What, you aren’t into evolutionary biology? I think that’s the most interesting part. Takes all kinds, I suppose.


Professor Swamidass,
If the body of the cars we drive could regenerate themselves the way our skin does, then perhaps we could draw some analogies between the two types of systems. We’re not there yet, as far as I’m aware of.

(S. Joshua Swamidass) #18

We can already draw analogies. We just have to keep solidly in view where the analogies fails. Yes [some biological system] is like [X], but it is also different from [X] in important ways. That will likely always be true, even if we somehow figure out how to make regenerating cars, It might close some of the gaps, but there would be much larger list of differences that have to be carefully understood independent of the analogy.
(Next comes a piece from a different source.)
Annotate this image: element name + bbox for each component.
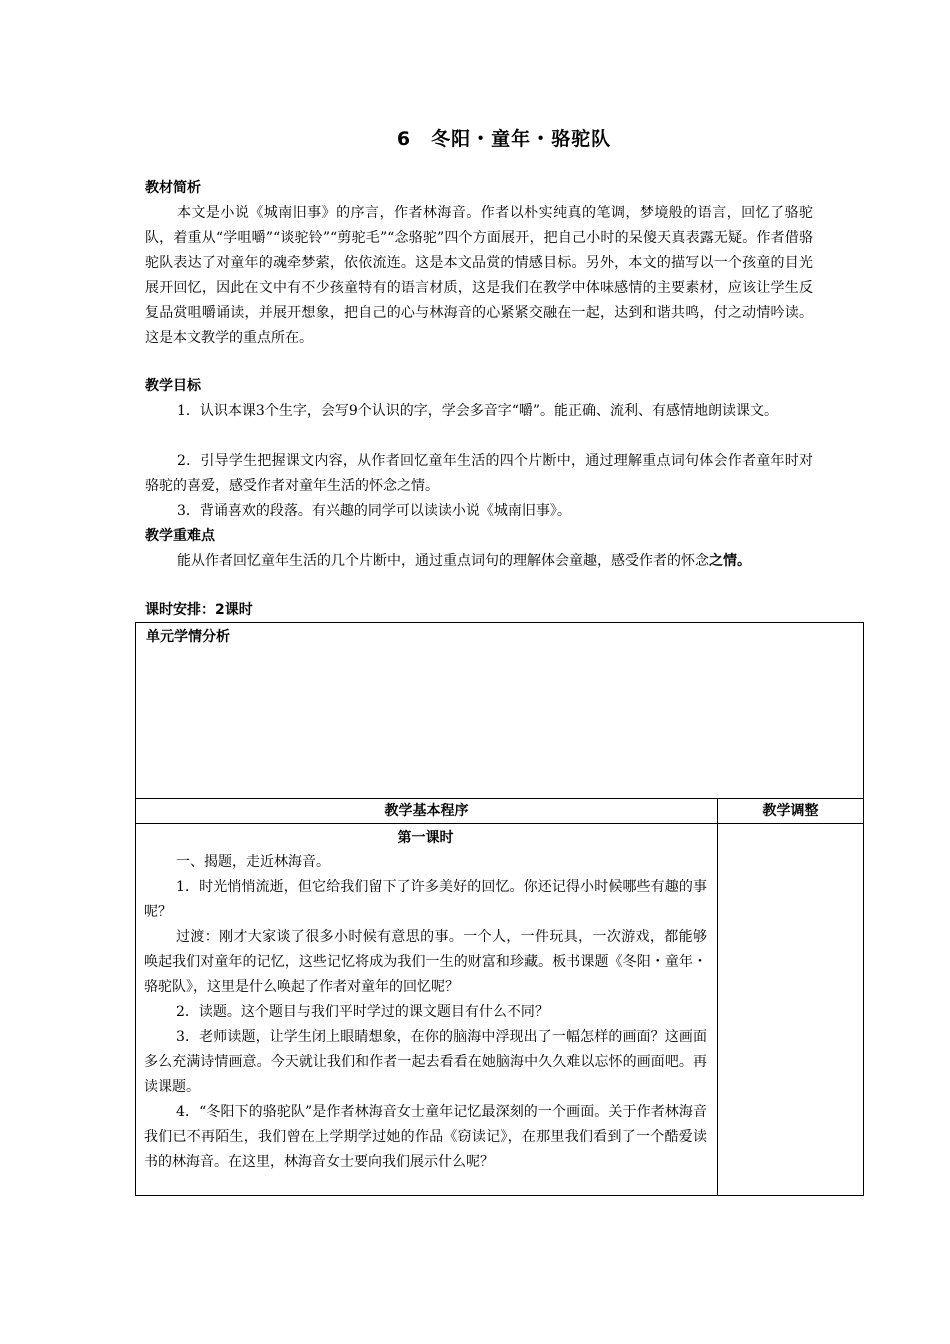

Evolutionary biology is grand, but so is the rest of biology too. Turning everything into a debate about origins often distracts from the intrinsic beauty of biology.


That’s a valid point.

Also, focusing our research interest mainly in understanding exactly how the biological systems function may lead us to breakthrough treatments for currently incurable diseases and/or the development of preventive dietary or lifestyle recommendations accurately adjusted to individual differences and/or specific issues.

Also we can come up with interesting engineering ideas after observing and understanding the functioning of certain biological systems in order to produce equipments, devices, gadgets, tools.

The biological systems aren’t well documented yet. Documenting their functioning thoroughly should be pursued by research scientists. Fortunately it seems like most of them realize this already. At least that’s the impression one gets from reading their papers.


Please see my reply to Professor Swamidass on this. Thanks

(John Harshman) #21

Who has proposed turning everything into a debate about origins? I was responding to pawas, who was surprised that anyone was interested in evolutionary biology at all. Obviously, we can be interested in all aspects of biology, of which evolution is an important part.

Note that comparative (i.e. phylogenetic) study is invaluable in understanding how systems function. A lot of that work you think is the only good part of biology rests upon an evolutionary base. But there’s a lot more to biology than its medical or practical applications, so I reject your premise entirely. Knowledge is valuable for its own sake, even if it doesn’t help us cure cancer.